I'm new to pedigrees :roll: I really don't understand them at all, I really really don't understand this forum so I'm really lost... ANYWAYS a friend of mine has a AKC registered American Staffordshire, the dog is BEAUTIFUL ! he is perfect, beautiful muscles, and he was a blue nose, very athletic and hyper BUT what has me confused is the *difference between UKC Pit bulls and AKC American Staffordshire*, I'm soo sad because its been MONTHS that I been looking for a responsible Pit bull breeder in Florida and I can't find any !!! Most are backyard breeders and are American Bullies, there head is the size of a tire and the legs are the size of a cup, there back is arched it touches the ground, its basiclly a Bulldog with the head of a Pit bull.... I DO NOT WANT THAT !!! I want a good healthy dog , smaller then 60lbs, BUT I want a American Staffordshire that has AKC papers , BUT MY QUESTION IS ... *IF I GET A AKC AMERICAN STAFFORDSHIRE , CAN I REGISTERED HIM AS A UKC PIT BULL???* I saw in a documentary about Pitbulls saying that they are the same breed because if you register a American Staffordshire under UKC then the dog will be a American Pit Bull Terrier ???

Please don't be rude 

Everytime I make a post like this someone comes out screaming at me saying that Pitbulls and Am Staffs are not the same, I know they are not the same but what I dont understand is the Pedigrees of the Pitbull.


----------



## angelbaby (Feb 4, 2010)

It will not make the dog an APBT by being registered UKC . UKC accepts AKC paperwork but AKC does not accept UKC paper work so that should speak volumes right there. you determine a breed by the bloodlines so buying AKC you will be looking at staffordshire terriers not APBT, but UKC will recognize them as the same. UKC also recognizes american bullys that they register as APBT as well so you don't always get what you expect to get basing things off UKC paper work. If you want a staffordshire terrier then stick to the AKC IMO. There are many great AKC breeders out there and not too hard to find. Same with the american bullys when they have the UKC papers people think they have APBT's you have to know bloodlines and what you are looking at to know what you are getting. Not all bullys have that sloppy build and huge head you described and people feel they can judge a dog just by looking at them what breed they are, which is not true in some cases.


----------



## MSK (Aug 13, 2008)

Unless I'm way out of the loop UKC's APBT stud books are closed so as far as registering a dog that is not already registered there is impossible.


----------



## SaliiiShark (Jul 13, 2012)

thanks !!!!


----------



## SHARON MOYA (Feb 8, 2007)

I breed Dual Registered American Staffordshire/Pit Bull Terriers. I double registered mine into the UKC because I like to show my young dogs in the UKC before exposing them to the much more stressful environment of the AKC. 

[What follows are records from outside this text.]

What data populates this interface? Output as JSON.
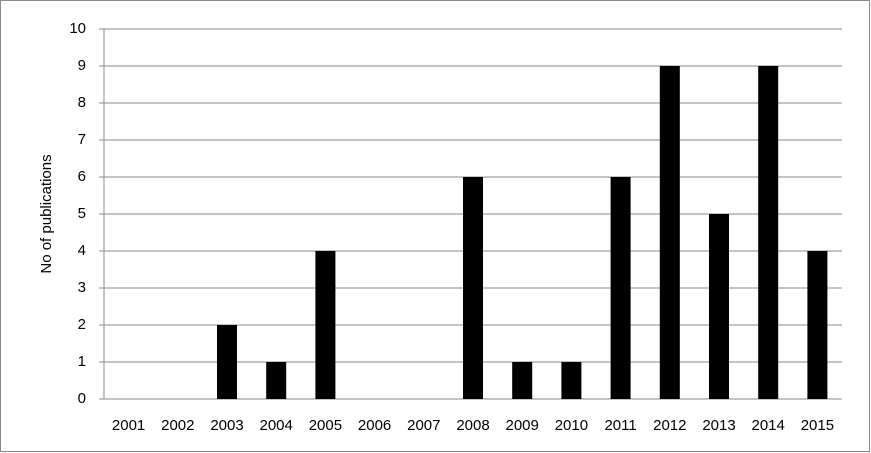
{
  "chart_data": {
    "type": "bar",
    "y_label": "No of publications",
    "categories": [
      "2001",
      "2002",
      "2003",
      "2004",
      "2005",
      "2006",
      "2007",
      "2008",
      "2009",
      "2010",
      "2011",
      "2012",
      "2013",
      "2014",
      "2015"
    ],
    "values": [
      0,
      0,
      2,
      1,
      4,
      0,
      0,
      6,
      1,
      1,
      6,
      9,
      5,
      9,
      4
    ],
    "color": "#000000",
    "ylim": [
      0,
      10
    ],
    "yticks": [
      0,
      1,
      2,
      3,
      4,
      5,
      6,
      7,
      8,
      9,
      10
    ],
    "grid": true
  }
}
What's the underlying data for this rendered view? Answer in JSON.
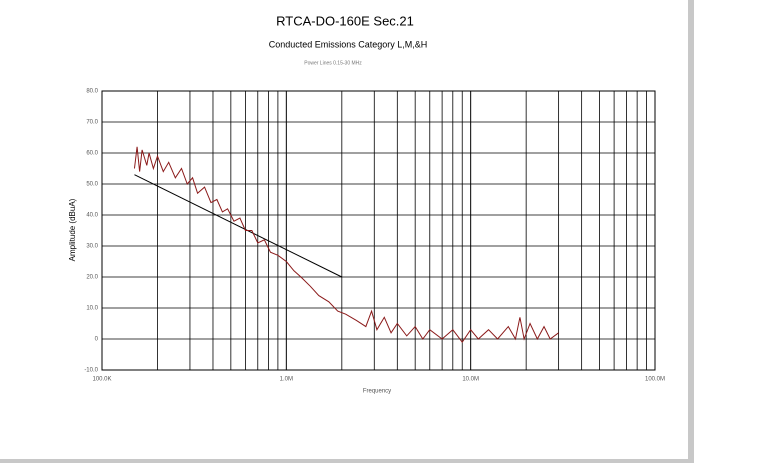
{
  "chart_data": {
    "type": "line",
    "title": "RTCA-DO-160E Sec.21",
    "subtitle": "Conducted Emissions Category L,M,&H",
    "note": "Power Lines 0.15-30 MHz",
    "x_label": "Frequency",
    "y_label": "Amplitude (dBuA)",
    "x_log": true,
    "grid": true,
    "xlim": [
      100000,
      100000000
    ],
    "ylim": [
      -10,
      80
    ],
    "xticks": [
      {
        "value": 100000,
        "label": "100.0K"
      },
      {
        "value": 1000000,
        "label": "1.0M"
      },
      {
        "value": 10000000,
        "label": "10.0M"
      },
      {
        "value": 100000000,
        "label": "100.0M"
      }
    ],
    "x_minor_grid": [
      200000,
      300000,
      400000,
      500000,
      600000,
      700000,
      800000,
      900000,
      2000000,
      3000000,
      4000000,
      5000000,
      6000000,
      7000000,
      8000000,
      9000000,
      20000000,
      30000000,
      40000000,
      50000000,
      60000000,
      70000000,
      80000000,
      90000000
    ],
    "yticks": [
      {
        "value": -10,
        "label": "-10.0"
      },
      {
        "value": 0,
        "label": "0"
      },
      {
        "value": 10,
        "label": "10.0"
      },
      {
        "value": 20,
        "label": "20.0"
      },
      {
        "value": 30,
        "label": "30.0"
      },
      {
        "value": 40,
        "label": "40.0"
      },
      {
        "value": 50,
        "label": "50.0"
      },
      {
        "value": 60,
        "label": "60.0"
      },
      {
        "value": 70,
        "label": "70.0"
      },
      {
        "value": 80,
        "label": "80.0"
      }
    ],
    "series": [
      {
        "color": "#000000",
        "x": [
          150000,
          2000000
        ],
        "values": [
          53,
          20
        ]
      },
      {
        "color": "#8b1a1a",
        "x": [
          150000,
          155000,
          160000,
          165000,
          175000,
          180000,
          190000,
          200000,
          215000,
          230000,
          250000,
          270000,
          290000,
          310000,
          330000,
          360000,
          390000,
          420000,
          450000,
          480000,
          520000,
          560000,
          600000,
          650000,
          700000,
          760000,
          820000,
          900000,
          1000000,
          1100000,
          1200000,
          1350000,
          1500000,
          1700000,
          1900000,
          2100000,
          2400000,
          2700000,
          2900000,
          3100000,
          3400000,
          3700000,
          4000000,
          4500000,
          5000000,
          5500000,
          6000000,
          7000000,
          8000000,
          9000000,
          10000000,
          11000000,
          12500000,
          14000000,
          16000000,
          17500000,
          18500000,
          19500000,
          21000000,
          23000000,
          25000000,
          27000000,
          30000000
        ],
        "values": [
          55,
          62,
          54,
          61,
          56,
          60,
          55,
          59,
          54,
          57,
          52,
          55,
          50,
          52,
          47,
          49,
          44,
          45,
          41,
          42,
          38,
          39,
          35,
          35,
          31,
          32,
          28,
          27,
          25,
          22,
          20,
          17,
          14,
          12,
          9,
          8,
          6,
          4,
          9,
          3,
          7,
          2,
          5,
          1,
          4,
          0,
          3,
          0,
          3,
          -1,
          3,
          0,
          3,
          0,
          4,
          0,
          7,
          0,
          5,
          0,
          4,
          0,
          2
        ]
      }
    ]
  }
}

Basically 80+ years of being bred exclusively for the show ring is what separates the Amstaff from the Pit Bull. Though many modern Pit Bull Show lines have a very heavy influence of Amstaff blood, which they used to "clean up" the conformation for the show ring. Even the Bully breeders are starting to turn to some Amstaff lines (like some that I have here), to clean up their dogs too...

Just remember, an Amstaff can be registered into any Pit Bull registry (UKC is supposed to be reopening the books for AKC dogs only), but no Pit Bull can register into the AKC as an Amstaff...


----------